Money 101: Saving for Your First Grown Up Purchase


Saving money is a skill that is honed just like any other skill – through practice. When you are young, the most you ever needed to save was probably a few hundred dollars for camp or a video game console. Now that you’re an adult, you’ll need to up your saving game if you plan to successfully save money for bigger, grown-up purchases like a car or a house down payment.

Fortunately, just like learning to cook or drive a car, there are tips and tricks that make saving money easier. Below I’m going to walk you through a step by step guide to saving money for your first big purchase. If you follow these steps, you’ll be able to save for your first big purchase, and all savings goals after that will be a little easier.

Set a Goal

The first thing you need to do when saving for a big goal is to clearly and accurately define the dollar amount that you are planning to save. For example, if you want to purchase a new car, find out how much that car will cost. Don’t forget extra fees like sales tax, registration fees, and finance fees. These extra fees can add up to thousands of extra dollars, so it’s important to be accurate.

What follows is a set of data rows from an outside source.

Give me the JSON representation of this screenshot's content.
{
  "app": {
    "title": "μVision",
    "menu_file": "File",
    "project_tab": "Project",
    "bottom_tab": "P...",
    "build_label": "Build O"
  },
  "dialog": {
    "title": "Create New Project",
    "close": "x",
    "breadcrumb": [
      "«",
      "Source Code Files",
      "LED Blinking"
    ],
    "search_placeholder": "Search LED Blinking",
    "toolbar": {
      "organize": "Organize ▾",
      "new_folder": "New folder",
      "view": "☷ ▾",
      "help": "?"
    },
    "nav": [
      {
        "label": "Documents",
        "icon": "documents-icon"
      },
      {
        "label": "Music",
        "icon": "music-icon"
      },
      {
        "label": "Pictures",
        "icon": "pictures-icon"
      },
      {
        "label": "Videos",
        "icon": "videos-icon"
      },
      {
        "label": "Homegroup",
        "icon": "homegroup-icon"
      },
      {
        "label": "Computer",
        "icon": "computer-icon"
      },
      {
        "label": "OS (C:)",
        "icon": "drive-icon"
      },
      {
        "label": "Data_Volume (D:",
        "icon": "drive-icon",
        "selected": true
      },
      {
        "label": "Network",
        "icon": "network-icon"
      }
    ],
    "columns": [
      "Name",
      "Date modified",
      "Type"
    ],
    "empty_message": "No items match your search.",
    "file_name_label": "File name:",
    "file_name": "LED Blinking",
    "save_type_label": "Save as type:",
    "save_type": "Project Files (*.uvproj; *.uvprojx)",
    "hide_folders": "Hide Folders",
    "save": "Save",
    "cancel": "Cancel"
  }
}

If your first grown-up purchase is a house down payment, make sure to factor in closing costs. Closing costs are the extra fees and taxes you’ll pay when you buy a house, and they typically cost between 3% and 5% of the value of the home. That’s several extra thousands of dollars that you’ll need to include in your budget.

Set a Timeline

Next, it’s important to set a definitive timeline for your savings goal. Setting a timeline will help you set your savings plan (which we’ll go through below). For example, if you plan to save $20,000 for a new car, by what date would you like to achieve this goal? If you are a new saver and your savings goal is over $10,000 you should give yourself more than a year. Let’s use the example of the new car and assume you want to be behind the wheel in two years. Now we can build a savings plan.

Build a Savings Plan

Once you know how much you would like to save, and when you would like to achieve that goal, you can use this information to build a savings plan. In the example above, if you want to save $20,000 in two years you’ll need to save $10,000 per year or $833 per month. This monthly number is the basis of your savings plan, and it will help you determine how much room you need to make in your budget for this new savings goal.

Make Room in Your Budget

You’ll never make real progress on your savings goals unless you make room for your savings in your budget. In the example above, you need to find $833 in your monthly budget to ensure you hit your savings goal on time. You can make room in your budget by decreasing your expenses and increasing your income. Here is a list of ways you could make room in your budget to reach your savings goal:

  • Ask for a raise at work
  • Work overtime
  • Get a part-time job
  • Move to a less expensive apartment
  • Give up non-essential expenses
  • Pay off your debt

That last one is a great way to make room in your budget for savings goals. By paying off your debt, not only are you avoiding expensive interest charges but you are also diverting that money to a place where it will earn interest instead of cost you interest.

Consider Windfall Money

While budgeted contributions are a great start to setting and reaching savings goals in a timely fashion, it’s also important to consider adding windfall money to your savings fund so you can reach your goal faster. Windfall money is any money that you receive that is unexpected and includes overtime pay, birthday money, and income tax returns.

Windfall money can be an excellent way to speed up your timeline for your savings goal. For example, if you plan to save $20,000 for a new car over two years, but you put two income tax returns totaling $2,000 towards your savings goal, you’ll reach your goal two and a half months ahead of schedule.

Stick to Your Plan

Once you have a savings plan in place and room in your budget to make it happen, the only thing left to do is execute the plan and diligently save that money. While this might seem like the easiest part of the plan, it is often the hardest. Sticking to savings plans requires discipline and the ability to see the big picture. Unfortunately, these are skills that many Canadians lack, so it will take patience and commitment to achieve.

The good news is that once you save for your first grown-up purchase, the next one will be easier, and the one after that will be even easier. My first big savings goal was to save $10,000 for emergencies. It was a daunting task because I’d never saved more than a few thousand dollars in my life. Fortunately, I was able to stick it out and get that money saved in four months. After that, I saved for a $4,000 trip to Paris, a $5,000 move to another province, and those smaller savings goals helped me prepare to save $32,000 for a house down payment. Saving is a skill, and the more you practice, the better you’ll get.